When I visited the Victoria & Albert Museum’s Jewelry exhibit in London last fall, I learned that since ancient times, whether jewelry was made from bones and shells or wrought from gold and precious gems, it has had meanings that go beyond adornment and self-expression.

Seringapatam Jewels at the Victoria and Albert Museum in England.

Often the additional meanings are obvious—to show status and wealth (crown jewels), to express love and affection (wedding bands), as a sign of faith (the cross for Christians and the Star of David for Jews). Jewelry is also worn for protection or in remembrance.

The ancients thought certain stones and gems protected the wearer from illness and evil spirits. For example, rubies are supposed to confer health, strength and fearlessness. I didn’t know that when I chose a wedding band with rubies in it. I just liked rubies—I wasn’t hoping to feel more powerful.
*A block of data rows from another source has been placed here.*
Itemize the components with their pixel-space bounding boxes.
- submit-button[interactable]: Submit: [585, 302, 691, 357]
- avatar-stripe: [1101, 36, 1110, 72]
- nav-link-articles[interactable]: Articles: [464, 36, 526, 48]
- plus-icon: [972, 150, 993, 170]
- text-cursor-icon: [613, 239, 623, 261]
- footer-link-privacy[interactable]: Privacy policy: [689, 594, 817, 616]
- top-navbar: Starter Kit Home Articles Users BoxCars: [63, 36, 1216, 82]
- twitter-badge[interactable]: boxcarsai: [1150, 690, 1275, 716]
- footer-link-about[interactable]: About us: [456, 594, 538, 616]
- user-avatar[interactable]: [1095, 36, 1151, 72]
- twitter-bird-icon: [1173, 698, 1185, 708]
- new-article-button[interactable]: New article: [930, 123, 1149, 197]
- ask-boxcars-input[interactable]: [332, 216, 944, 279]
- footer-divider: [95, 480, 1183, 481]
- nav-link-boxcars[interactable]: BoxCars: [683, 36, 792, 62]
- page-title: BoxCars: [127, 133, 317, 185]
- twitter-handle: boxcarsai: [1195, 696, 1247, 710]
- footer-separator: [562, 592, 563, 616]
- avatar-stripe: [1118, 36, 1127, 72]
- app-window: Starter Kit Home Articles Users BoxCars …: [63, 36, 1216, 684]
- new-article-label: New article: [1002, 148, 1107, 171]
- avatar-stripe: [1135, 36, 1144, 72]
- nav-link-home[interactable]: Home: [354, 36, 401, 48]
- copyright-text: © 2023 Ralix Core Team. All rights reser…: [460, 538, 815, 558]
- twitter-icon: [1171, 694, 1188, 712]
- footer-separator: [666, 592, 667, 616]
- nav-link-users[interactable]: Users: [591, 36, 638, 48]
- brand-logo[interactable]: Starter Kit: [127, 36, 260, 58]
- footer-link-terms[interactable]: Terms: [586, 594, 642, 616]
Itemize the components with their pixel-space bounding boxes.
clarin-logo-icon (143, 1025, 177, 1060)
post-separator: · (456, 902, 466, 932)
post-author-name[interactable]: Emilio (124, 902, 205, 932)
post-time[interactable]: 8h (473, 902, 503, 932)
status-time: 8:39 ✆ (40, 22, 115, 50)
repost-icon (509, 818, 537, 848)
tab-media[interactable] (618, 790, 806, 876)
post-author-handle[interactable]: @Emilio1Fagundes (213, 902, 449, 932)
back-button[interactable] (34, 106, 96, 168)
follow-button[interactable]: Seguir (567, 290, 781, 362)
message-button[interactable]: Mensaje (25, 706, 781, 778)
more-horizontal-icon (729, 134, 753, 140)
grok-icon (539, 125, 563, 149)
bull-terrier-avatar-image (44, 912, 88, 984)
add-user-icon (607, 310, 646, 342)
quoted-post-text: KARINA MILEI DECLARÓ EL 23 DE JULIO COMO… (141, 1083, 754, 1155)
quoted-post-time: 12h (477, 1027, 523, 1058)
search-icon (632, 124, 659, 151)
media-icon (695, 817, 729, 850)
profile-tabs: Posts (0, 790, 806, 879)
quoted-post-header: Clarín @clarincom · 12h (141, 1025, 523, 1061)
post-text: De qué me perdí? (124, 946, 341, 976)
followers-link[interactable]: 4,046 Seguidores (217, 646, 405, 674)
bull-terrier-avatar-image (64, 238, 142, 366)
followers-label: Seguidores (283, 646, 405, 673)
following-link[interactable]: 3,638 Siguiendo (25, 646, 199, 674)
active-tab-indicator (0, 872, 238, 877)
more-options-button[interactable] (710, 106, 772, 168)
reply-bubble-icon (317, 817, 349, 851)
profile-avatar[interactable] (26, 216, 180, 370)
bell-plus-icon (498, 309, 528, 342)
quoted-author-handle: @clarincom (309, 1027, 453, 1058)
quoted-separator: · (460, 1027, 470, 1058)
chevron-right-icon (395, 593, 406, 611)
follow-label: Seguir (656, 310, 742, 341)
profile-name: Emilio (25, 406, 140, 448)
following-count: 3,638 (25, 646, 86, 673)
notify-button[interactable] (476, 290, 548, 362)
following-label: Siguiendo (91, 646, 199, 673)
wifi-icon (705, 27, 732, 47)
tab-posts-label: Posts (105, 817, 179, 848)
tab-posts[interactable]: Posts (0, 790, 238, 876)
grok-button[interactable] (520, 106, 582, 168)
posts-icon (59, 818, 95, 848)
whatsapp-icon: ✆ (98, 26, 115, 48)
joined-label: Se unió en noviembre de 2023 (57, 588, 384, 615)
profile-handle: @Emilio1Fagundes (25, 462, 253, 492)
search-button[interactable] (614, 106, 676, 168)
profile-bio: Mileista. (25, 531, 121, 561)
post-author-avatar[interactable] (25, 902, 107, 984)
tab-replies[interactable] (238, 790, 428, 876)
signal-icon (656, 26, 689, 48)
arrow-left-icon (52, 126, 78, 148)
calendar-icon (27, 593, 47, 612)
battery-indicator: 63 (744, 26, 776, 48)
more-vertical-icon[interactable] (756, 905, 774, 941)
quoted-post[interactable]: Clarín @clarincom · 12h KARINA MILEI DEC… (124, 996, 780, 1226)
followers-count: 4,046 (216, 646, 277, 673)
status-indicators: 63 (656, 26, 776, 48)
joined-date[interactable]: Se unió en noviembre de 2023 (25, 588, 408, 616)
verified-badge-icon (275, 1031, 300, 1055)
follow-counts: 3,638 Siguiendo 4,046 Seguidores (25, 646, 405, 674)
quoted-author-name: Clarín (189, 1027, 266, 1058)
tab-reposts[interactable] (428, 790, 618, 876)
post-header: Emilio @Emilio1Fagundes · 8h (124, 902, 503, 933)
Wearing jewelry as keepsakes is the meaning I most relate to.

After my mother died, I began to wear her wedding band on a chain as a way to keep her close. Not every day, but more intentionally, when I specifically want to think of her.

The opal ring my husband gave me, when I was depressed about turning 60, reminds me of his enduring love and how well he understands me.

An inexpensive craft fair ring with chips of peridot and garnet in it reminds me of my father and a sunny day when I visited Dad and Mom in Florida. Their health was still good and we were carefree.

The oval garnet ring my sister gave me when I became a mother brings to mind our strong bond.

garnet

So many of the pieces I love and wear often—the bracelet my sister-in-law made for me, the necklaces a friend has sent me over the years, and the earrings my sons have given me—remind me of some of the special people in my life. Wearing these gifts is a secret source of joy.